The unmissable charm of the RORC Caribbean 600 | Pirelli

The unmissable charm of the RORC Caribbean 600

 

'I really needed these months of break. At the end of the Route du Rhum I was exhausted, I had completely run out of energy. Thinking about the boat was giving me a headache after the ultramarathon season we had had. But now we're at the start of the season and I'm all revved up to make 'Alla Grande Pirelli' fly. The first objective is to verify that the boat is in perfect condition. Regatta sailing boats are always a compromise between reliability and performance. So we are in the construction site where we are verifying each piece of the boat and how to make it indestructible but also effective'. Ambrogio Beccaria arrived in Guadeloupe at the end of January and has posted on Instagram all his hype for the season ahead.

He is preparing for the RORC Caribbean 600, which he will face aboard his 'Alla Grande Pirelli', the Class40 built at the Italian shipyard Sangiorgio Marine, which remained in Guadeloupe after the exhausting Route du Rhum. And there it will remain until spring, when it will be its turn to sail through winds and seas and the islands of the Caribbean. The departure is set for February 20, 2023, on the island of Antigua, where the finish line will also be placed. It is a regatta in which, even in the middle of winter, there is almost always the sun and the warm trade winds ready to push the boats racing on the ocean waves.

Launched in 2008, this regatta has already become a reference point for sailors and enthusiasts. It certainly has to do with the route, a zigzag – which by its shape resembles an 8 – between magnificent places and incredible views, between Saint Barth and Saba, Saint Kitts and Nevis, then Sint Maarten and to the south, around Guadeloupe, there are eleven islands in total. About six hundred nautical miles – as you can guess from the name – in dream scenarios, with a masterful strategy: in these contexts there are always winds and currents to exploit, there is the possibility of going strong, and risk, a constant component of these races.

In 2009, there was the first official edition of the RORC Caribbean 600, with John Burnie's trimaran 'Orma 60, Region Guadeloupe' setting the first record in terms of times; Mike Slade's 'Icap Leopard' was the first monohull to win; Adrian Lee's 'Cookson 50, Lee Overlay Partners' was the competition's first overall winner. In the first decade of the regatta's history, American boats dominated the Caribbean waters, winning the Rorc Caribbean 600 Trophy on six occasions. On the other hand, a boat with the stars-and-stripes flag also won in 2022: the overall winner of the 13th edition of the Rorc Caribbean 600 was 'Pac52 Warrior One', with Richard Clarke being on board –four times Olympian for Canada and winner of the Volvo Ocean Race– as a tactician.

The program includes eleven days of events, with all the typical specifications of the events and regattas organized Royal Ocean Racing Club – a British sailing club founded in 1925, among the largest organizers of offshore regattas in the United Kingdom, which adds to the Caribbean regattas the famous Fastnet race and the Admiral's Cup.

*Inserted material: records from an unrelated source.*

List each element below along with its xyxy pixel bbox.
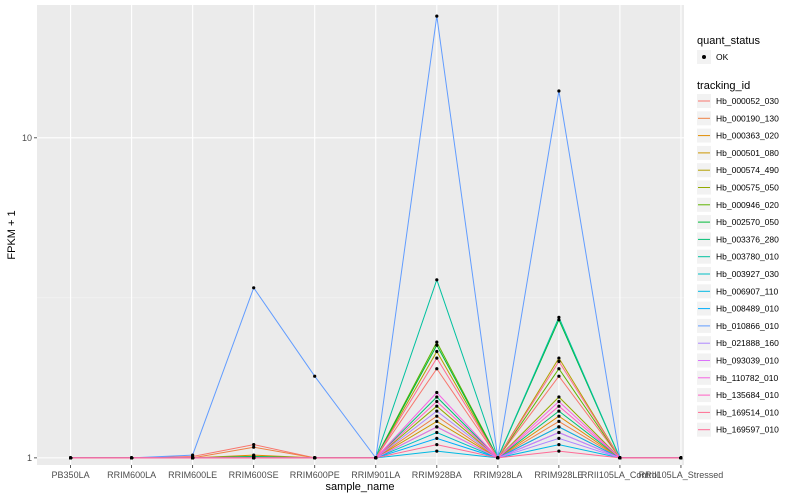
legend-title-quant-status: quant_status [697,35,760,47]
legend-label-Hb_002570_050: Hb_002570_050 [716,217,779,227]
x-tick-label: RRII105LA_Control [581,470,659,480]
data-point-Hb_169597_010-RRIM600LE [191,456,195,460]
legend-label-Hb_008489_010: Hb_008489_010 [716,304,779,314]
legend-label-Hb_000946_020: Hb_000946_020 [716,200,779,210]
x-tick-label: RRIM928LA [473,470,522,480]
data-point-Hb_000946_020-RRIM928BA [435,340,439,344]
data-point-Hb_010866_010-RRIM600PE [313,374,317,378]
data-point-Hb_000190_130-RRIM928LE [557,419,561,423]
data-point-Hb_010866_010-RRIM928LE [557,89,561,93]
data-point-Hb_169597_010-RRIM901LA [374,456,378,460]
x-axis: PB350LA RRIM600LA RRIM600LE RRIM600SE RRIM60… [52,465,724,480]
data-point-Hb_169597_010-RRIM928BA [435,443,439,447]
legend-label-Hb_093039_010: Hb_093039_010 [716,356,779,366]
data-point-Hb_003376_280-RRIM928BA [435,395,439,399]
legend-title-tracking-id: tracking_id [697,80,750,92]
data-point-Hb_000052_030-RRIM600SE [252,443,256,447]
legend-label-Hb_000052_030: Hb_000052_030 [716,96,779,106]
legend-label-Hb_000575_050: Hb_000575_050 [716,183,779,193]
legend-label-Hb_003780_010: Hb_003780_010 [716,252,779,262]
y-tick-label: 1 [27,453,32,463]
legend-label-Hb_021888_160: Hb_021888_160 [716,338,779,348]
data-point-Hb_135684_010-RRIM928BA [435,399,439,404]
data-point-Hb_169514_010-RRIM928LE [557,359,561,364]
legend-label-ok: OK [716,52,729,62]
data-point-Hb_000575_050-RRIM928LE [557,395,561,399]
legend-label-Hb_000501_080: Hb_000501_080 [716,148,779,158]
data-point-Hb_021888_160-RRIM928LE [557,436,561,440]
data-point-Hb_169597_010-RRIM928LE [557,449,561,453]
data-point-Hb_000574_490-RRIM928BA [435,349,439,354]
panel-background [37,5,684,465]
data-point-Hb_021888_160-RRIM928BA [435,409,439,413]
data-point-Hb_093039_010-RRIM928BA [435,425,439,429]
data-point-Hb_010866_010-RRIM928BA [435,14,439,18]
gridlines [37,5,684,465]
data-point-Hb_000574_490-RRIM928LE [557,356,561,360]
x-tick-label: RRII105LA_Stressed [639,470,724,480]
y-axis: 1 10 [22,133,37,463]
data-point-Hb_006907_110-RRIM928BA [435,449,439,453]
data-point-Hb_000052_030-RRIM928LE [557,374,561,378]
data-point-Hb_000190_130-RRIM600SE [252,445,256,449]
legend-label-Hb_000190_130: Hb_000190_130 [716,113,779,123]
x-axis-title: sample_name [325,481,394,493]
data-point-Hb_110782_010-RRIM928BA [435,390,439,395]
data-point-Hb_000501_080-RRIM928BA [435,419,439,423]
data-point-Hb_006907_110-RRIM928LE [557,443,561,447]
legend-label-Hb_110782_010: Hb_110782_010 [716,373,779,383]
data-point-Hb_010866_010-RRIM600LE [191,453,195,457]
legend-label-Hb_003927_030: Hb_003927_030 [716,269,779,279]
legend-label-Hb_169597_010: Hb_169597_010 [716,425,779,435]
data-point-Hb_169597_010-RRII105LA_Control [618,456,622,460]
data-point-Hb_169597_010-RRIM928LA [496,456,500,460]
data-point-Hb_169597_010-RRIM600LA [130,456,134,460]
data-point-Hb_003780_010-RRIM928BA [435,278,439,282]
x-tick-label: RRIM928LE [534,470,583,480]
data-point-Hb_000575_050-RRIM928BA [435,404,439,408]
legend-label-Hb_169514_010: Hb_169514_010 [716,407,779,417]
data-point-Hb_110782_010-RRIM928LE [557,399,561,404]
data-point-Hb_000190_130-RRIM928BA [435,414,439,418]
data-point-Hb_000946_020-RRIM928LE [557,367,561,371]
data-point-Hb_169514_010-RRIM928BA [435,356,439,360]
data-point-Hb_169597_010-RRII105LA_Stressed [679,456,683,460]
data-point-Hb_169597_010-RRIM600SE [252,456,256,460]
x-tick-label: RRIM901LA [351,470,400,480]
data-point-Hb_003927_030-RRIM928BA [435,430,439,435]
data-point-Hb_002570_050-RRIM928BA [435,343,439,347]
data-point-Hb_002570_050-RRIM928LE [557,318,561,322]
x-tick-label: RRIM600LE [168,470,217,480]
data-point-Hb_093039_010-RRIM928LE [557,430,561,435]
legend-label-Hb_135684_010: Hb_135684_010 [716,390,779,400]
legend-label-Hb_006907_110: Hb_006907_110 [716,286,779,296]
y-tick-label: 10 [22,133,32,143]
legend-label-Hb_010866_010: Hb_010866_010 [716,321,779,331]
x-tick-label: RRIM600SE [229,470,279,480]
data-point-Hb_169597_010-PB350LA [69,456,73,460]
legend: quant_status OK tracking_id Hb_000052_03… [697,35,779,437]
data-point-Hb_135684_010-RRIM928LE [557,404,561,408]
data-point-Hb_000052_030-RRIM928BA [435,367,439,371]
data-point-Hb_010866_010-RRIM600SE [252,286,256,290]
data-point-Hb_008489_010-RRIM928BA [435,436,439,440]
legend-series-entries: Hb_000052_030 Hb_000190_130 Hb_000363_020 H… [697,94,779,437]
legend-ok-point [702,55,706,59]
data-point-Hb_003780_010-RRIM928LE [557,315,561,319]
legend-label-Hb_003376_280: Hb_003376_280 [716,234,779,244]
x-tick-label: RRIM600LA [107,470,156,480]
data-point-Hb_169597_010-RRIM600PE [313,456,317,460]
x-tick-label: PB350LA [52,470,90,480]
x-tick-label: RRIM928BA [412,470,462,480]
data-point-Hb_000363_020-RRIM928LE [557,414,561,418]
data-points [69,14,683,460]
x-tick-label: RRIM600PE [290,470,340,480]
legend-label-Hb_000363_020: Hb_000363_020 [716,131,779,141]
data-point-Hb_003376_280-RRIM928LE [557,409,561,413]
data-point-Hb_008489_010-RRIM928LE [557,425,561,429]
y-axis-title: FPKM + 1 [6,210,18,259]
legend-label-Hb_000574_490: Hb_000574_490 [716,165,779,175]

In 2023, the curtain rises on Tuesday, February 14, with the first coastal regattas around Antigua. The fourteenth RORC Caribbean 600, however, will start a week later, on Monday, February 20 (Italian Time, 16:00). The awards will be handed out on Friday, February 24.

Among the participating boats, there will be eleven multihulls and several boats with large crews, but also smaller vessels. There will be a dozen Class40s, ready for this special slalom between the islands. Among them, Ambrogio Beccaria's 'Alla Grande Pirelli': the Milanese sailor, born in 1991, will try to repeat the excellent results of the Route du Rhum, when at the end of November 2022 he finished second place in his category and first among the Italians, after having crossed the Atlantic in fourteen days, seven hours and twenty-three minutes. The RORC Caribbean 600 will be a very different race, but the spirit with which Ambrogio faces it will be the same: trying to improve and refine even more his relationship with the boat that he helped to design and that will accompany him until 2024.